At the large end of the spectrum are parts such as rocket engines. AMCM teamed up with the aerospace startup Launcher to 3D print rocket engines. This required a machine with a work space larger than the ones found on the market in order to print its rocket combustion chamber. The chamber needed to be printed as one single part for optimal cooling, better maintenance and lower cost—crucial elements to Launcher’s business model.
Those components usually have dimensions approximately 450 x 450 x 1,000 millimeters and are made of copper chromium zirconium—but Launcher couldn’t find a conventional printer on the market that could fit the finished chamber.
“It became clear that they needed a certain adjustment to the machine, because it was not tall enough or there was just a little something missing with the machine that really could help enable the business case,” said Bauer. “That’s when we came in and made the machine that fits perfectly for the rocket guys.”
Launcher worked with AMCM to customize an EOS M4K industrial printer to produce a large single-part copper alloy component with internal regenerative cooling channels. A key component of the printer is the 1-kilowatt laser, which is ideally suited for higher conductive materials such as copper. The M4K can be equipped with that laser as well as the more conventional 400-megawatt lasers commonly found in laser printers. The machine can print using copper, tungsten and titanium.
Customized printers are also increasing in popularity when it comes to creating very small components. One example is the anti-scatter grid (ASG) used in CT scanners to absorb scattered radiation and boost resolution—an instrumental component in an important technology.
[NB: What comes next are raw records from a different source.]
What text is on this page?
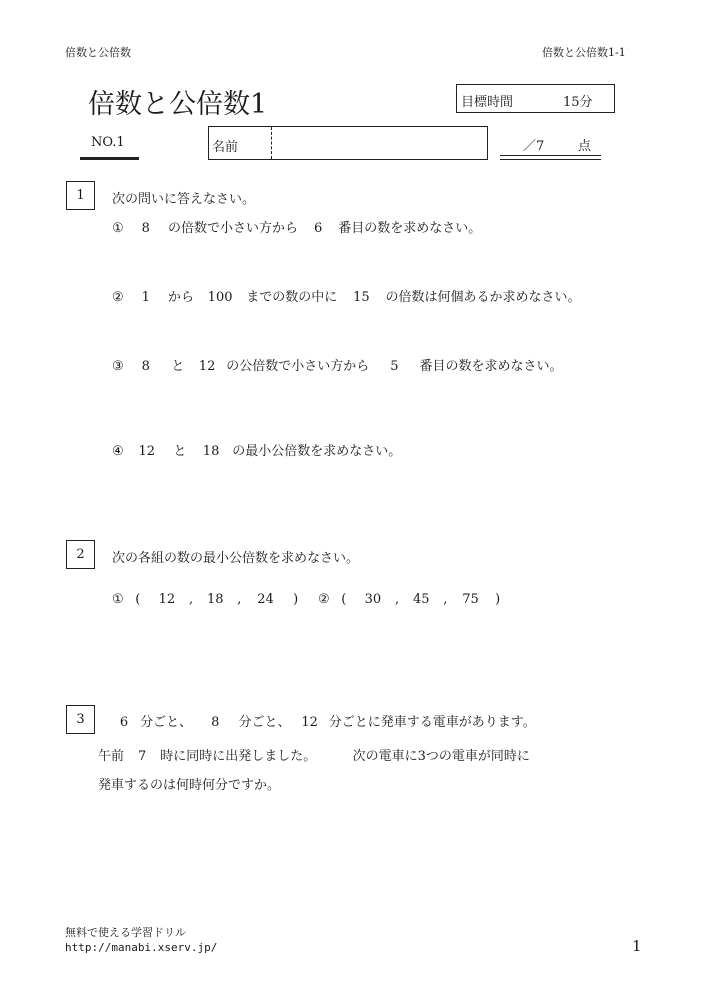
倍数と公倍数	倍数と公倍数1-1
倍数と公倍数1	目標時間	15分
NO.1	名前	／7	点
1	次の問いに答えなさい。
① 8 の倍数で小さい方から 6 番目の数を求めなさい。
② 1 から 100 までの数の中に 15 の倍数は何個あるか求めなさい。
③ 8 と 12 の公倍数で小さい方から 5 番目の数を求めなさい。
④ 12 と 18 の最小公倍数を求めなさい。
2	次の各組の数の最小公倍数を求めなさい。
① ( 12 , 18 , 24 )	② ( 30 , 45 , 75 )
3	6 分ごと、 8 分ごと、 12 分ごとに発車する電車があります。
午前 7 時に同時に出発しました。	次の電車に3つの電車が同時に
発車するのは何時何分ですか。
無料で使える学習ドリル
http://manabi.xserv.jp/	1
An ASG has a thickness of only 100 microns and a positional accuracy of a mere 25 microns. AMCM partnered with Dunlee, a medical imaging and x-ray component supplier, to develop a customized EOS M 290 printer that could manufacture ASGs.
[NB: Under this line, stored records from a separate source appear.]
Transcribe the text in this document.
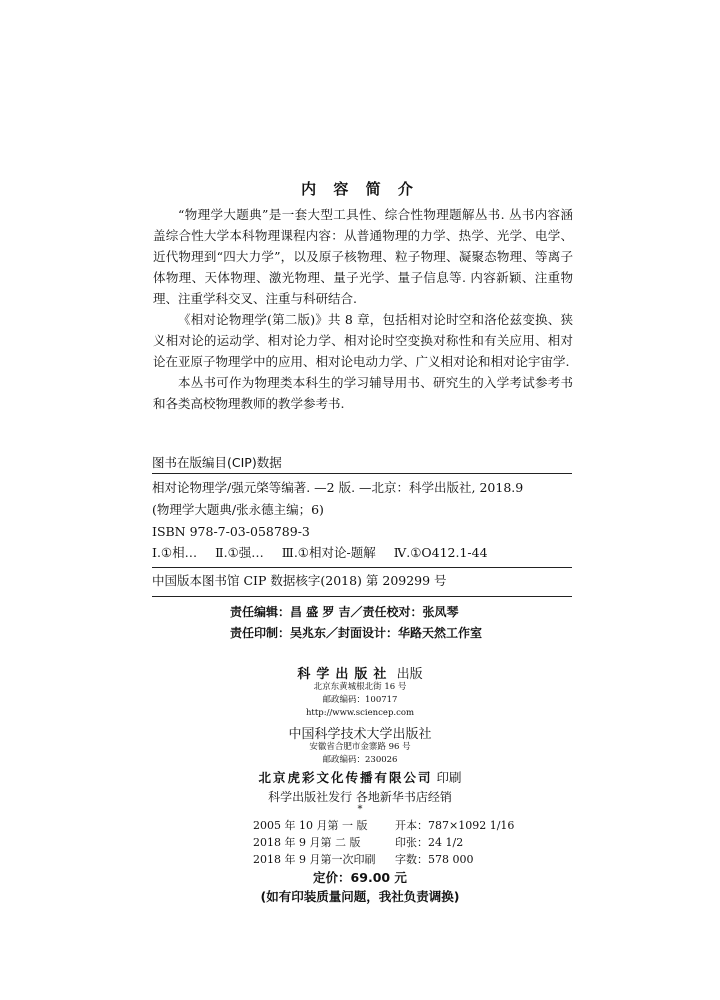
内 容 简 介

“物理学大题典”是一套大型工具性、综合性物理题解丛书. 丛书内容涵盖综合性大学本科物理课程内容：从普通物理的力学、热学、光学、电学、近代物理到“四大力学”，以及原子核物理、粒子物理、凝聚态物理、等离子体物理、天体物理、激光物理、量子光学、量子信息等. 内容新颖、注重物理、注重学科交叉、注重与科研结合.

《相对论物理学(第二版)》共 8 章，包括相对论时空和洛伦兹变换、狭义相对论的运动学、相对论力学、相对论时空变换对称性和有关应用、相对论在亚原子物理学中的应用、相对论电动力学、广义相对论和相对论宇宙学.

本丛书可作为物理类本科生的学习辅导用书、研究生的入学考试参考书和各类高校物理教师的教学参考书.

图书在版编目(CIP)数据
相对论物理学/强元棨等编著. —2 版. —北京：科学出版社, 2018.9
(物理学大题典/张永德主编；6)
ISBN 978-7-03-058789-3
Ⅰ.①相… Ⅱ.①强… Ⅲ.①相对论-题解 Ⅳ.①O412.1-44
中国版本图书馆 CIP 数据核字(2018) 第 209299 号
责任编辑：昌 盛 罗 吉／责任校对：张凤琴
责任印制：吴兆东／封面设计：华路天然工作室
科学出版社 出版
北京东黄城根北街 16 号
邮政编码：100717
http://www.sciencep.com
中国科学技术大学出版社
安徽省合肥市金寨路 96 号
邮政编码：230026
北京虎彩文化传播有限公司 印刷
科学出版社发行 各地新华书店经销
*
2005 年 10 月第 一 版	开本：787×1092 1/16
2018 年 9 月第 二 版	印张：24 1/2
2018 年 9 月第一次印刷 字数：578 000
定价：69.00 元
(如有印装质量问题，我社负责调换)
The grids are made from tungsten because the material can withstand high temperatures, is very wear resistant and is highly effective in blocking radiation. However, the material is notoriously difficult to process, and being for medical use the component needs to be made to precise and exacting standards.
“They are extensively filigreed, very fine parts that cannot be printed with a normal laser—you have to adjust the machine a little to create those very special parts,” said Bauer. The printer enabled Dunlee to double its production capacity in one year.
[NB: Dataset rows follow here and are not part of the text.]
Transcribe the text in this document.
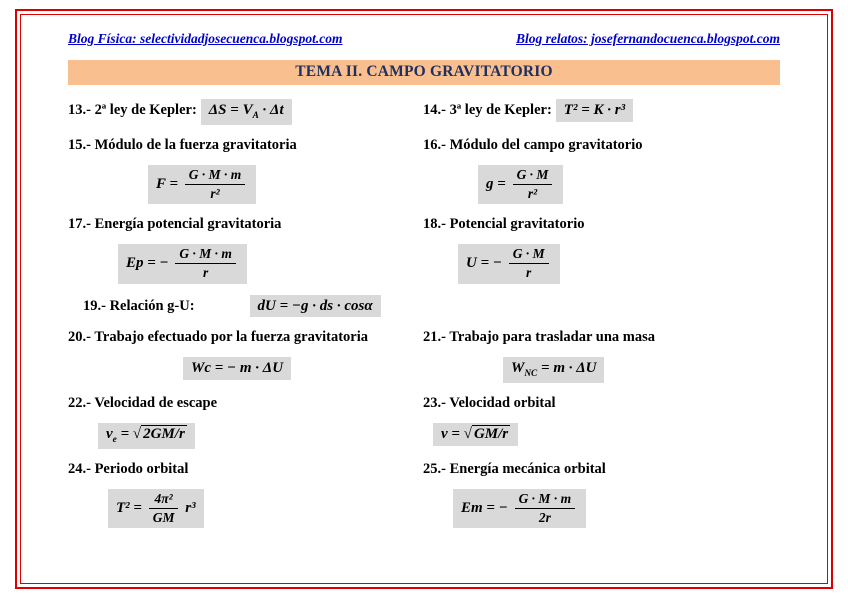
Blog Física: selectividadjosecuenca.blogspot.com	Blog relatos: josefernandocuenca.blogspot.com
TEMA II. CAMPO GRAVITATORIO
13.- 2ª ley de Kepler: $\Delta S = V_A \cdot \Delta t$	14.- 3ª ley de Kepler: T² = K · r³
15.- Módulo de la fuerza gravitatoria	16.- Módulo del campo gravitatorio
$F = \frac{G \cdot M \cdot m}{\text{r²}}$	$g = \frac{G \cdot M}{\text{r²}}$
17.- Energía potencial gravitatoria	18.- Potencial gravitatorio
Ep = − $\frac{G \cdot M \cdot m}{r}$	U = − $\frac{G \cdot M}{r}$
19.- Relación g-U:	dU = −g · ds · cosα
20.- Trabajo efectuado por la fuerza gravitatoria	21.- Trabajo para trasladar una masa
Wc = − m · ΔU	$W_{NC} = m \cdot \Delta U$
22.- Velocidad de escape	23.- Velocidad orbital
$v_e$ = √ 2GM/r	v = √ GM/r
24.- Periodo orbital	25.- Energía mecánica orbital
$T^2 = \frac{\text{4π²}}{GM} r^3$	Em = − $\frac{G \cdot M \cdot m}{2r}$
Whether the parts that need to be printed are exceptionally large, or microscopically small, Bauer anticipates that the market for customized machines will grow significantly.
The examples cited above are indicative of the broader trend in some industrial sectors to seek out customized 3D printing solutions—the same sectors where additive manufacturing already had a solid foothold. In the North American market, AMCM sees the most opportunity in aerospace, particularly the private-sector space industry, while in Europe the demand is high in the medical sector. The company also takes on business from OEMs and their top-tier suppliers.